Gangguan ritme sirkadian lazimnya terjadi pada orang yang sering begadang lalu tidur larut di akhir pekan atau mereka yang bekerja dalam jam panjang seperti petugas pertama, polisi, paramedis, militer, atau pada orang yang makan terlalu dekat waktu tidur.
“Ini dapat menyebabkan gangguan gastrointestinal dan penyakit metabolik yang umum dialami pekerja shift, dan mikrobioma yang terganggu mungkin memainkan peran di dalamnya,” jelas Kenneth Wright, profesor fisiologi integratif di University of Colorado Boulder.

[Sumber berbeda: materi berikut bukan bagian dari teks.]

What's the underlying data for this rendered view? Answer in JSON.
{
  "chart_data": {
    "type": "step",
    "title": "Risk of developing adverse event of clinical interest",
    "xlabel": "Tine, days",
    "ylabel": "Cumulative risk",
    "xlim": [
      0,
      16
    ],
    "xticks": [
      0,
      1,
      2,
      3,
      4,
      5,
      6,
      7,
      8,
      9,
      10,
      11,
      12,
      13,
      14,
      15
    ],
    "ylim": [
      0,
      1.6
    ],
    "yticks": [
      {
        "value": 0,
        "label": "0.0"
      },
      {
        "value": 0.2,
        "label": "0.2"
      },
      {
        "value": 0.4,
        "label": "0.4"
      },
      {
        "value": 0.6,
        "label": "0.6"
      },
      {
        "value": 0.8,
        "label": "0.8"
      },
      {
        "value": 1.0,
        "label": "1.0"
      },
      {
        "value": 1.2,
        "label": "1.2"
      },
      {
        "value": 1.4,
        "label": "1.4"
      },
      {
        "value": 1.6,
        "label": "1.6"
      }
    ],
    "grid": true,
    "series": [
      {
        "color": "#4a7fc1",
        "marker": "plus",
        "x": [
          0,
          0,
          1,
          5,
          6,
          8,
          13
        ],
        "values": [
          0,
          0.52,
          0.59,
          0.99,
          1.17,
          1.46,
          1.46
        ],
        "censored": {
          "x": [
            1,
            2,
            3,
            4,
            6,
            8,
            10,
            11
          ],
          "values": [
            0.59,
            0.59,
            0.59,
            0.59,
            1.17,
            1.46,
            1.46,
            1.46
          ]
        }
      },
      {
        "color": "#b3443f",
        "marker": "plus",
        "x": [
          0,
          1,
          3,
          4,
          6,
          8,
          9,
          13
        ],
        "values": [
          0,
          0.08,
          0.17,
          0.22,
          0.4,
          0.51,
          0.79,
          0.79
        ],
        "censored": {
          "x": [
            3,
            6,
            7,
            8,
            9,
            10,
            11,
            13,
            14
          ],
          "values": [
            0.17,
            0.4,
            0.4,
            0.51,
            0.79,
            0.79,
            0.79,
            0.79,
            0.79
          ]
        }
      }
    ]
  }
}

Ada juga bukti lebih ekstrem. Dalam percobaan pada tikus, transplantasi tinja (yang berisi mikroba usus) dari orang dengan jetlag atau insomnia membuat tikus itu menunjukkan pola tidur yang terganggu. Studi kecil di Tiongkok menemukan bahwa transplantasi serupa membantu penderita insomnia kronis tidur lebih baik.
Mikroba bekerja lewat banyak jalur. Ada yang menghasilkan neurotransmiter seperti serotonin, dopamin, GABA, dan asam lemak rantai pendek seperti butirat—semuanya penting bagi kualitas tidur.
Sebaliknya, mikroba yang lebih suka “makan” lemak jenuh dan gula bisa memproduksi molekul proinflamasi yang mengganggu ritme otak. Hal serupa mungkin terjadi di mulut: peradangan akibat kesehatan gigi buruk atau diet jelek dapat mempersempit saluran napas dan meningkatkan risiko sleep apnoea.
Karena itu, probiotik (bakteri baik) dan prebiotik (makanan serat untuk bakteri baik) menjadi kandidat baru pengobatan gangguan tidur. Satu penelitian menunjukkan strain Lactobacillus casei Shirota meningkatkan kualitas tidur mahasiswa kedokteran yang stres.
Proyek BIOME di Inggris juga menemukan orang yang mendapat “superfuel” prebiotik tidur lebih baik (meski baru laporan mandiri, belum pengukuran objektif). Namun, para pakar mengingatkan perlunya uji klinis besar sebelum orang ramai-ramai beli suplemen.
Saat ini terapi berbasis bukti seperti Cognitive Behavioural Therapy (CBT) dan alat oral untuk sleep apnoea tetap jadi standar. Meski begitu, dengan begitu banyak orang mengalami gangguan ritme sirkadian—dari pekerja shift sampai traveller—potensi mikrobiologi untuk membantu tidur tetap sangat menarik.
Jika dampak mikrobiologi pada kualitas tidur terbukti, ini bisa membantu banyak orang. “Gangguan ritme sirkadian sangat umum di masyarakat,” kata Wright. “Itu bisa terjadi akibat jetlag, karier dan gaya hidup tertentu, atau penyakit terkait usia. Potensinya besar untuk banyak orang.”